Eisenwald Records (2010)

TRACKLIST
01. Prelude
02. Say Goodbye
03. Below The Ever Setting Sun
04. The Truth In Your Eyes
05. Broken

DURATA
21:10 min.

 

Grey Waters è un progetto nato originariamente nel 2006 dalla mente di D. (già attivo con Woods Of Desolation e Austere), che fa il suo esordio nel 2010 con questo EP decisamente promettente. Affiancato da Sorrow (anch'esso nei Woods Of Desolation), ci propone quattro tracce di un metal/rock malinconico, ben confezionato e tremendamente efficace: riffing dei Katatonia, unito a soluzioni strumentali di stampo indie/rock, il tutto con un taglio dinamico, di buona presa e molto atmosferico.

I brani infatti scorrono alla perfezione in quanto strutturati fin dalle strofe su melodie molto solide e immediate.
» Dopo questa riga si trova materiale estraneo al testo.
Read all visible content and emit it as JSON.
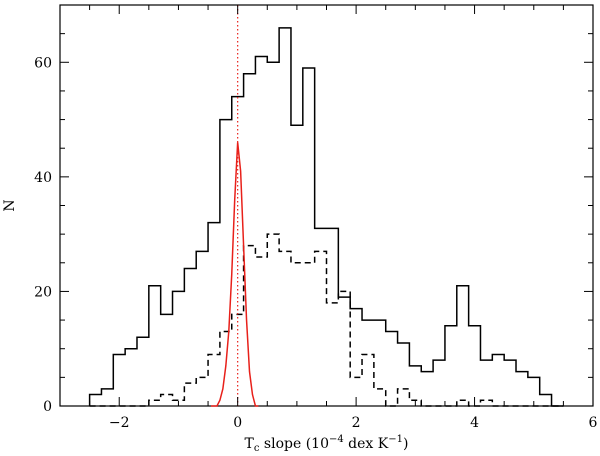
{
  "chart_data": {
    "type": "histogram",
    "xlabel": "T$_c$ slope (10$^{-4}$ dex K$^{-1}$)",
    "xlabel_parts": {
      "pre": "T",
      "sub": "c",
      "mid": " slope (10",
      "sup1": "−4",
      "mid2": " dex K",
      "sup2": "−1",
      "post": ")"
    },
    "ylabel": "N",
    "xlim": [
      -3,
      6
    ],
    "ylim": [
      0,
      70
    ],
    "xticks": [
      -2,
      0,
      2,
      4,
      6
    ],
    "yticks": [
      0,
      20,
      40,
      60
    ],
    "vline": {
      "x": 0,
      "color": "#e8201a",
      "style": "dotted"
    },
    "series": [
      {
        "style": "solid",
        "color": "#000000",
        "bin_edges": [
          -2.5,
          -2.3,
          -2.1,
          -1.9,
          -1.7,
          -1.5,
          -1.3,
          -1.1,
          -0.9,
          -0.7,
          -0.5,
          -0.3,
          -0.1,
          0.1,
          0.3,
          0.5,
          0.7,
          0.9,
          1.1,
          1.3,
          1.5,
          1.7,
          1.9,
          2.1,
          2.3,
          2.5,
          2.7,
          2.9,
          3.1,
          3.3,
          3.5,
          3.7,
          3.9,
          4.1,
          4.3,
          4.5,
          4.7,
          4.9,
          5.1,
          5.3,
          5.5
        ],
        "counts": [
          2,
          3,
          9,
          10,
          12,
          21,
          16,
          20,
          24,
          27,
          32,
          50,
          54,
          58,
          61,
          60,
          66,
          49,
          59,
          31,
          31,
          19,
          17,
          15,
          15,
          13,
          11,
          7,
          6,
          8,
          14,
          21,
          14,
          8,
          9,
          8,
          6,
          5,
          2,
          0
        ]
      },
      {
        "style": "dashed",
        "color": "#000000",
        "bin_edges": [
          -2.5,
          -2.3,
          -2.1,
          -1.9,
          -1.7,
          -1.5,
          -1.3,
          -1.1,
          -0.9,
          -0.7,
          -0.5,
          -0.3,
          -0.1,
          0.1,
          0.3,
          0.5,
          0.7,
          0.9,
          1.1,
          1.3,
          1.5,
          1.7,
          1.9,
          2.1,
          2.3,
          2.5,
          2.7,
          2.9,
          3.1,
          3.3,
          3.5,
          3.7,
          3.9,
          4.1,
          4.3,
          4.5,
          4.7,
          4.9,
          5.1,
          5.3,
          5.5
        ],
        "counts": [
          0,
          0,
          0,
          0,
          0,
          1,
          2,
          1,
          4,
          5,
          9,
          13,
          16,
          28,
          26,
          30,
          27,
          25,
          25,
          27,
          18,
          20,
          5,
          9,
          3,
          0,
          3,
          1,
          0,
          0,
          0,
          1,
          0,
          1,
          0,
          0,
          0,
          0,
          0,
          0
        ]
      },
      {
        "style": "solid",
        "color": "#e8201a",
        "x": [
          -0.45,
          -0.35,
          -0.3,
          -0.25,
          -0.2,
          -0.15,
          -0.1,
          -0.05,
          0.0,
          0.05,
          0.1,
          0.15,
          0.2,
          0.25,
          0.3,
          0.35
        ],
        "y": [
          0,
          0,
          1,
          3,
          7,
          13,
          23,
          36,
          46,
          41,
          28,
          15,
          6,
          2,
          0,
          0
        ]
      }
    ]
  }
}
A livello strumentale il lavoro fatto è altrettanto encomiabile: compatto a livello di chitarre (chiari certi riferimenti ai Katatonia e ai nostrani Klimt 1918), con i synth pronti a sottolineare i momenti più emozionali (esemplare l'epico finale di Broken). E' nella parte vocale che si avvertono le note più dolenti: a parte qualche brevissimo scream, il pulito utilizzato si dimostra un pò monocorde e i limiti di un cantante "metal" vengono fuori pian piano. Come già detto però, le canzoni sono così solide e facilmente memorizzabili da far passare in secondo piano l'aspetto più strettamente tecnico. Sfido chiunque segua anche solo un minimo queste sonorità, a non memorizzare subito le note di "The Truth In Your Eyes" che per quanto già sentite, hanno il merito di andare dritte al bersaglio.
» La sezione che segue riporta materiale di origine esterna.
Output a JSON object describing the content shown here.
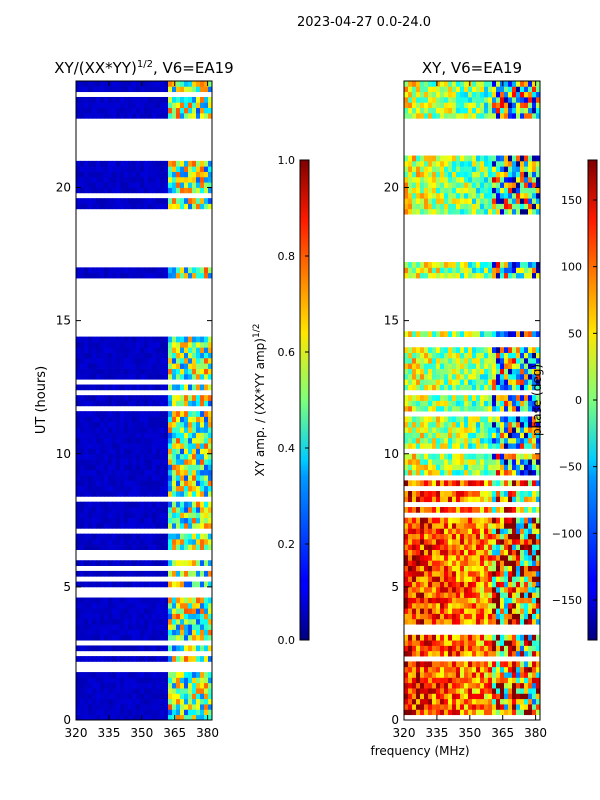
{
  "figure": {
    "suptitle": "2023-04-27 0.0-24.0",
    "shared_xlabel": "frequency (MHz)"
  },
  "chart_data": [
    {
      "type": "heatmap",
      "title_main": "XY/(XX*YY)",
      "title_sup": "1/2",
      "title_tail": ", V6=EA19",
      "xlabel": "",
      "ylabel": "UT (hours)",
      "xlim": [
        320,
        382
      ],
      "ylim": [
        0,
        24
      ],
      "x_ticks": [
        320,
        335,
        350,
        365,
        380
      ],
      "y_ticks": [
        0,
        5,
        10,
        15,
        20
      ],
      "colorbar": {
        "label_main": "XY amp. / (XX*YY amp)",
        "label_sup": "1/2",
        "range": [
          0.0,
          1.0
        ],
        "ticks": [
          0.0,
          0.2,
          0.4,
          0.6,
          0.8,
          1.0
        ],
        "tick_labels": [
          "0.0",
          "0.2",
          "0.4",
          "0.6",
          "0.8",
          "1.0"
        ],
        "colormap": "jet"
      },
      "data_gaps_hours": [
        [
          21.1,
          22.7
        ],
        [
          17.1,
          19.1
        ],
        [
          14.5,
          16.7
        ]
      ],
      "rfi_band_MHz": [
        362,
        382
      ],
      "background_value": 0.05
    },
    {
      "type": "heatmap",
      "title": "XY, V6=EA19",
      "xlabel": "",
      "ylabel": "",
      "xlim": [
        320,
        382
      ],
      "ylim": [
        0,
        24
      ],
      "x_ticks": [
        320,
        335,
        350,
        365,
        380
      ],
      "y_ticks": [
        0,
        5,
        10,
        15,
        20
      ],
      "colorbar": {
        "label": "phase (deg)",
        "range": [
          -180,
          180
        ],
        "ticks": [
          -150,
          -100,
          -50,
          0,
          50,
          100,
          150
        ],
        "tick_labels": [
          "−150",
          "−100",
          "−50",
          "0",
          "50",
          "100",
          "150"
        ],
        "colormap": "jet"
      },
      "data_gaps_hours": [
        [
          21.1,
          22.7
        ],
        [
          17.1,
          19.1
        ],
        [
          14.5,
          16.7
        ]
      ]
    }
  ]
}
Insomma, in attesa dell'imminente full, i Grey Waters rappresentano una piacevole sorpresa: alla lunga è un progetto che può palesare dei limiti, ma, se sapranno tenersi fuori da eccessive banalità, possono offrire un prodotto davvero godibile e fruibile. Il duo non deve adagiarsi o ammorbidirsi troppo perchè sembra aver trovato un giusto equilibrio di influenze e dimostra di avere i mezzi per scrivere belle canzoni, cosa non da poco.
La conferma sul lungo periodo sarà il passo più difficile; per ora non mi resta che consigliare l'ascolto di questo ep a tutti quelli che apprezzano i gruppi citati e che hanno amato la controversa "Just For A Moment" degli Austere.